The Eurekahedge India Hedge Fund Index was down 3.42 per cent, its worst performance in ten months. The last time the index did worse was in September 2018. The index showed a 7.7 per cent decline amidst headwinds including global trade tensions and a crisis in the non-banking financial company (NBFC) space. The liquidity conditions for NBFCs had worsened after key lender Infrastructure Leasing & Financial Services (IL&FS) failed to meet debt obligations.
Foreign portfolio investors were net sellers by around $3 billion after the Budget announcement of the additional surcharge which took their highest effective tax rate to as high as 42.7 per cent. The government has since said that it will look to roll back the higher taxes. Doubts remained over whether the reversal would apply to domestic funds.
July's performance came in the midst of better returns elsewhere in the world. The Eurekahedge Hedge Fund Index rose 0.62 per cent. The MSCI ACWI index, which looks at equity returns in both developed and emerging markets, was up 0.83 per cent according to a Eurekahedge note on the July performance. American markets did well on the back of expectations of lower interest rates and the resumption of trade talks with China after persistent tensions. US Stock market indices were at all-time highs.
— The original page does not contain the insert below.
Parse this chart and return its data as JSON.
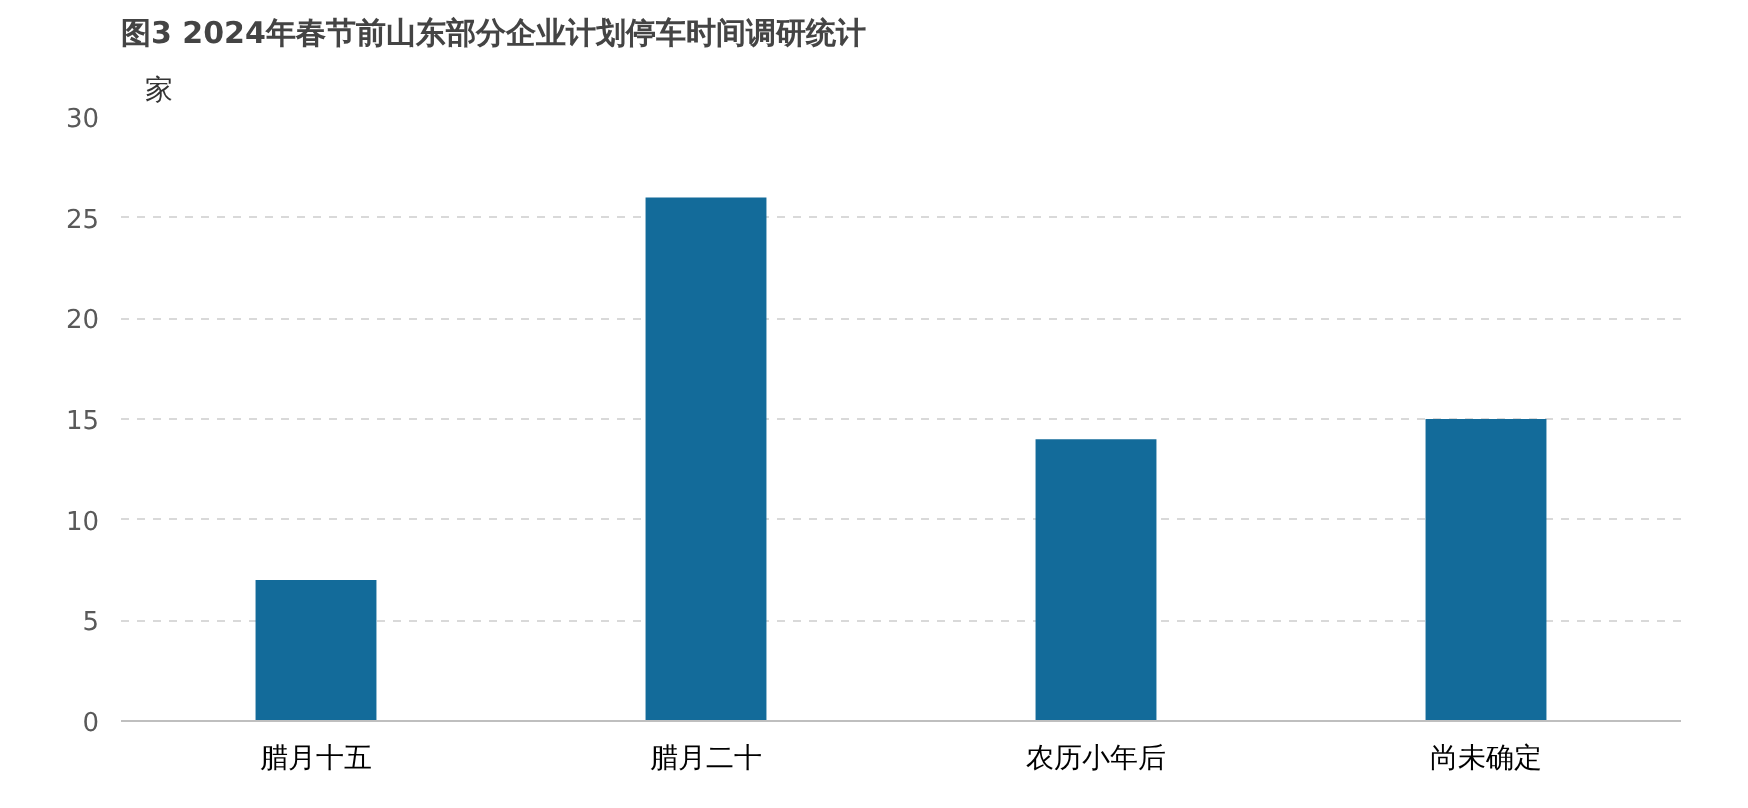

Asia did worse on the back of a trade dispute between Japan and South Korea, and poor economic data from India, according to the report. Assets under management (AUM) remained almost unchanged globally with a slowdown in redemptions in the second quarter (Q2).
“The global hedge fund industry AUM remained mostly flat as of July 2019 year-to-date. Final Q2 2019 net outflows figure stood at US$40.0 billion, as investor redemptions continued to slow down. Hedge fund managers recorded US$46.4 billion and US$94.7 billion of net outflows in Q1 2019 and Q4 2018 respectively,” said the report.
India gave worse returns in dollar terms. It was down 4.2 per cent. In comparison, the Eurekahedge Greater China Hedge Fund Index was down 0.7 per cent in the same period. India has outperformed China in only two months since January. It was up 5.4 per cent compared to 2.1 per cent for China in March. Similarly, India showed a marginal (0.3 per cent) gain in May, compared to a 6.4 per cent loss for China in May.